Сашка пододвинул к себе недописанную кляузу и стал черкать на ней закорючки. Таким серьезным я видел его прежде только однажды: когда ему удалось убедить меня сотрудничать.
— Как по-твоему, это случайность?
— Да, — сказал я.
— Может быть, и так, — задумчиво сказал Сашка. Помолчал, поиграл брелоком. — Может, и так… Мы, конечно, проверим. В дальнейшем о подобных происшествиях изволь докладывать немедленно. Разрешаю использовать запасной канал связи. Ясно?
— Вполне.
— Повтори.
— Станут убивать — начну плакаться. Пожалуюсь дяде по запасному каналу. Это все? — А ты не хохми, — сказал Сашка. — Когда получишь пулю в брюхо, вот тогда и нахохмишься вдоволь. А пока утихни и не маячь. Шанс у тебя есть. Твои обязательства перед службой безопасности нигде не зафиксированы. О тебе знаю только я и мое непосредственное руководство, следовательно, утечка информации полностью исключается. Делай свое дело, но в лаборатории без крайней необходимости не появляйся. Это приказ. Лучше всего придумай себе болезнь и посиди дома дня два-три. Если понадобишься, тебя найдут. Мы еще не знаем всех возможностей этого оборотня.
— Понятно, — кивнул я. — А если Вацек попросит зайти и помочь?

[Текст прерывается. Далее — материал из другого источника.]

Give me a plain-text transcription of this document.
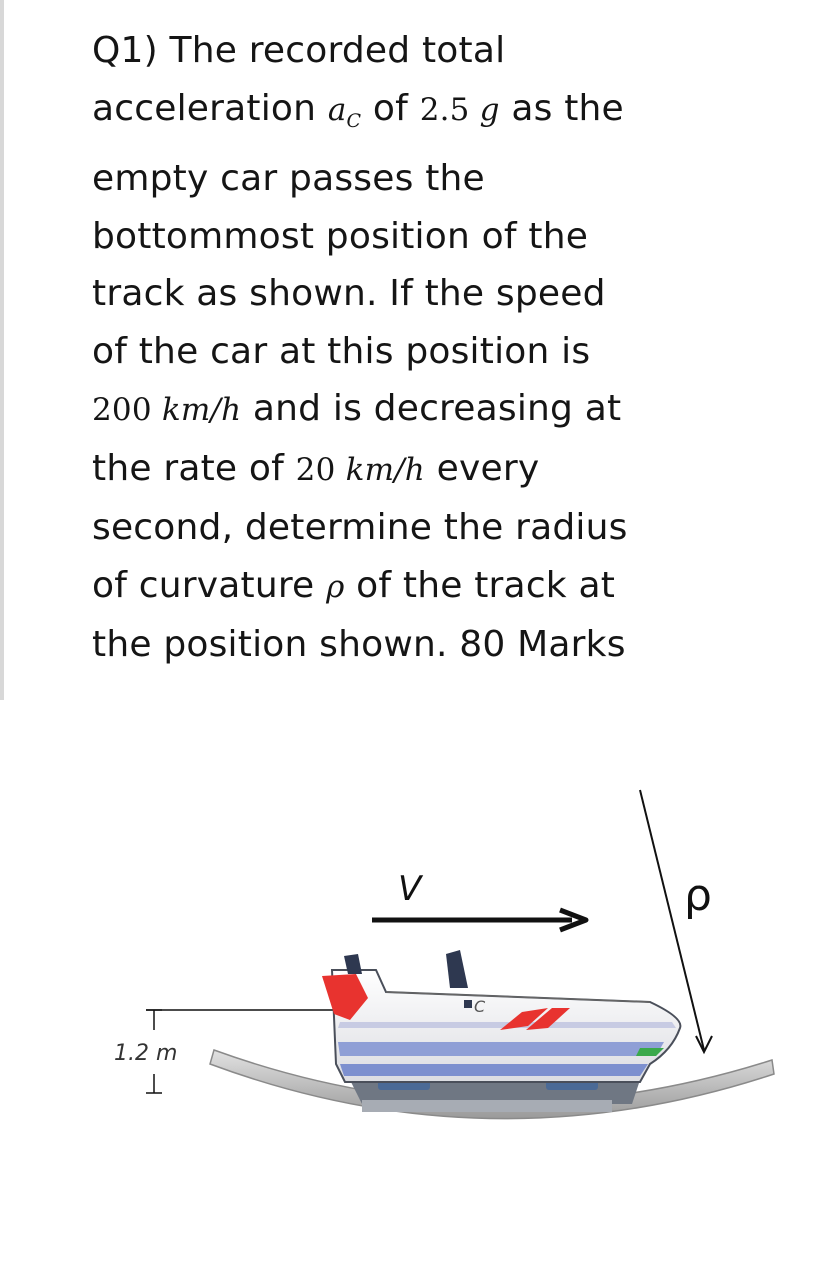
Q1) The recorded total
acceleration $a_C$ of 2.5 g as the
empty car passes the
bottommost position of the
track as shown. If the speed
of the car at this position is
200 km/h and is decreasing at
the rate of 20 km/h every
second, determine the radius
of curvature ρ of the track at
the position shown. 80 Marks
V	ρ
1.2 m
C
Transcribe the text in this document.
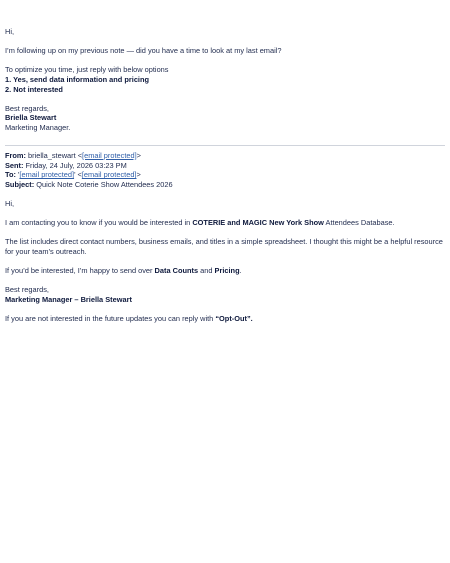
Hi,

I’m following up on my previous note — did you have a time to look at my last email?

To optimize you time, just reply with below options

1. Yes, send data information and pricing

2. Not interested

Best regards,

Briella Stewart

Marketing Manager.

From: briella_stewart <[email protected]>

Sent: Friday, 24 July, 2026 03:23 PM

To: '[email protected]' <[email protected]>

Subject: Quick Note Coterie Show Attendees 2026

Hi,

I am contacting you to know if you would be interested in COTERIE and MAGIC New York Show Attendees Database.

The list includes direct contact numbers, business emails, and titles in a simple spreadsheet. I thought this might be a helpful resource for your team’s outreach.

If you’d be interested, I’m happy to send over Data Counts and Pricing.

Best regards,

Marketing Manager – Briella Stewart

If you are not interested in the future updates you can reply with “Opt-Out”.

— Тогда зайдешь и поможешь. Немедленно после этого — подробный отчет. Не так, как ты привык, а максимум информации. Да! — Он вдруг откинулся на стуле, царапая затылком стену, и ухмыльнулся. Одновременно погасли глаза кошки-брелока. — Так вот я ей и говорю: куда ты, мол, дура, лезешь, на хрен ты мне сдалась, ты на себя в зеркало, говорю, посмотри, жертва напалма…
В дверь просунулся Вацек.
— Сергей Евгенич, там этот студент опять не подготовлен, что с ним делать?
— Гнать, — сказал я.
— А может быть…
— Что?
— Может быть, вы сами…
А, чтоб вас всех…
Я шел к автостоянке и размышлял о гнусном. Во-первых, я думал о том, что носки у меня с утра мокрые, а месить подошвами снег очень и очень противно. Во-вторых, думал я, мне почему-то не было напомнено о том, как и почему моих родителей вывезли на Юг раньше зятя Аллы Хамзеевны, а также о том, куда их не в пример другим вывезли, и это было странно, учитывая, что на сей раз я не оправдал и не каюсь. Я ждал такого напоминания, да что там — не напоминания я ждал, а вульгарного начальственного нагоняя, как мальчишке, и фрикций носом о шершавый стол. Похоже, Сашка решил, что еще не время, а может быть, просто учел глубинные психологические изъяны Сергея Самойло. Ну-ну. Этот Самойло, знаете ли, такой фрукт, его, конечно, можно сунуть в грязь доцентской мордой, но только до определенной уровневой отметки, а дальше он становится жутко обидчив и социально опасен, и прецеденты, думал я, Сашке безусловно известны. В-третьих, думал я, почему они привязались именно к Вацеку? Сестра в адаптантах? У меня, например, родная тетка в олигофренах и соплива до невозможности, а о семейном моем положении лучше вообще молчать. Так почему не я? Нет, им нужен Вацек, а зачем — то мне знать не дано, то великая тайна сыскной алхимии. Им всем спать не дает троянская лошадь. Нет, не по мне эта работа, мне-то никакие лошади спать не мешают, и Вацека я им не отдам, чего бы мне это ни стоило. Вот так. Нужно быть совсем слепым, чтобы не понять, что Вацек беззащитен, и играть с ним в наши игры просто подло, я так считаю. Хуже, чем бить лежачего.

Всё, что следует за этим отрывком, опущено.